Methods: Rats were divided into a control group, a diabetic neuralgia group and an ESWT treatment group. Each group had six rats. Rat models in the neuralgia and ESWT groups were injected streptozocin to create diabetic models, as determined by fasting blood glucose tests.
The right hind paws of the rat models were tested with mechanical withdrawal thresholds (MWT) and thermal withdrawal latencies (TWL) to determine the extent of clinical display of neuralgia. The sciatic nerve of each rat was examined under electron microscope for structural changes noted after completion of experimental treatments. Protein expressions of TNF-α and Sphk-1 were also traced in each model with Western blot and reverse transcription PCR techniques on the severed sciatic nerve.
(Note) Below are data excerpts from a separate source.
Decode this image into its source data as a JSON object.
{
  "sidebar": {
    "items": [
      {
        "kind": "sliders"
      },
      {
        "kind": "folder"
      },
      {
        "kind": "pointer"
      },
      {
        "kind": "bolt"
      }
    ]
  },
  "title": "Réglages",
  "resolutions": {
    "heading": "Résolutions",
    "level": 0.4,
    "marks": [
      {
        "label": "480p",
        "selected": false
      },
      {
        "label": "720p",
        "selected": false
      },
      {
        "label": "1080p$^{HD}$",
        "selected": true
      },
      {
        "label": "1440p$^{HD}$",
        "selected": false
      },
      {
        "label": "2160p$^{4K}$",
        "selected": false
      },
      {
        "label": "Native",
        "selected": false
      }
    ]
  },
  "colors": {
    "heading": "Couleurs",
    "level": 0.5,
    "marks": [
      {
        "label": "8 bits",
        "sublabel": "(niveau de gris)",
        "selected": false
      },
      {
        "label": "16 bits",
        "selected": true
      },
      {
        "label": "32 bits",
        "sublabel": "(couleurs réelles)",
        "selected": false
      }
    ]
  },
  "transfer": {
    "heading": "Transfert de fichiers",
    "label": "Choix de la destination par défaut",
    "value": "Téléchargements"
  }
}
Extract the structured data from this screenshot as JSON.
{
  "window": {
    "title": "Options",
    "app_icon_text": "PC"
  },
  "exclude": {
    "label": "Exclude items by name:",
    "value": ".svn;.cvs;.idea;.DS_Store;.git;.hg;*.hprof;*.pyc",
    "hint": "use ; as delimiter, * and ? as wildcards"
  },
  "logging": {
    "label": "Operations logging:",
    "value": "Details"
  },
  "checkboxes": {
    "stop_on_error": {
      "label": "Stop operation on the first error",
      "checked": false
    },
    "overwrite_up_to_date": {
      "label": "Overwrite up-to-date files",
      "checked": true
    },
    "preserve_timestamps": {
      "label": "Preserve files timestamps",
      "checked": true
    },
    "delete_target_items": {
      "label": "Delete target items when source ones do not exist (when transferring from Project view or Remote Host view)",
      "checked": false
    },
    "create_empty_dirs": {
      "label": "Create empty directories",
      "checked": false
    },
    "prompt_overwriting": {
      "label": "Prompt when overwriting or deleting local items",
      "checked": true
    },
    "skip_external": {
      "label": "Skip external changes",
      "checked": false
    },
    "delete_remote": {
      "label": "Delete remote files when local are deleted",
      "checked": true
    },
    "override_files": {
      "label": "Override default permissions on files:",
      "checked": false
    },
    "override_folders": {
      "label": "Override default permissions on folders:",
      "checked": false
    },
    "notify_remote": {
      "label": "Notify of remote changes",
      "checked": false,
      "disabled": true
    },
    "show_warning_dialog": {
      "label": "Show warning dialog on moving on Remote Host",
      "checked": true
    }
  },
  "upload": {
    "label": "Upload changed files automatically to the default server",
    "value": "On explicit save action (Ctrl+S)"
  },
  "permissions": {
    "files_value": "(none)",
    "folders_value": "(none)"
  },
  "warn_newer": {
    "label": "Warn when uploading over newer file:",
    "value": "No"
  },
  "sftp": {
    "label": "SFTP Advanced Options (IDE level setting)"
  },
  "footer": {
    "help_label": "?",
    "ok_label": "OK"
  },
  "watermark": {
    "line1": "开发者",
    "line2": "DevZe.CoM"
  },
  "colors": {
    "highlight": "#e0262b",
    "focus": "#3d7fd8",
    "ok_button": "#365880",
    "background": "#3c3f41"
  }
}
Results: When compared to the control group and baseline threshold, the diabetic neuralgia and ESWT groups had significantly lower MWTs and TWLs. The ESWT group had increased MWTs and TWLs than the diabetic neuralgia group. TNF-α and Sphk-1 proteins were significantly increased in the neuralgia and ESWT groups, compared to the control. The neuralgia group also had significantly higher inflammatory proteins than the ESWT group.
Microscopic examination of the nerve showed looser and irregular myelin structure with numerous vacuoles for the diabetic neuralgia group. The ESWT group nerves showed neat, compact layers of myelin with occasional vacuoles. The ESWT group also had nerves with compressed individual axons without significantly swollen Schwann cells.
Conclusions: Authors concluded that ESWT can help alleviate diabetic neuralgia. TNF-α and Sphk-1 were significantly increased in experimental groups, indicating that inflammatory factors play a role in diabetic neuralgia. TNF-α and Sphk-1 decreased in ESWT group rats compared to untreated diabetic neuralgia rates, leading authors to believe that ESWT could help regulate the expression of TNF-α. Furthermore, Sphk-1 and TNF-α could lead to the development of diabetic neuralgia, and ESWT could improve pain symptoms by inhibiting the secretion of these inflammatory proteins.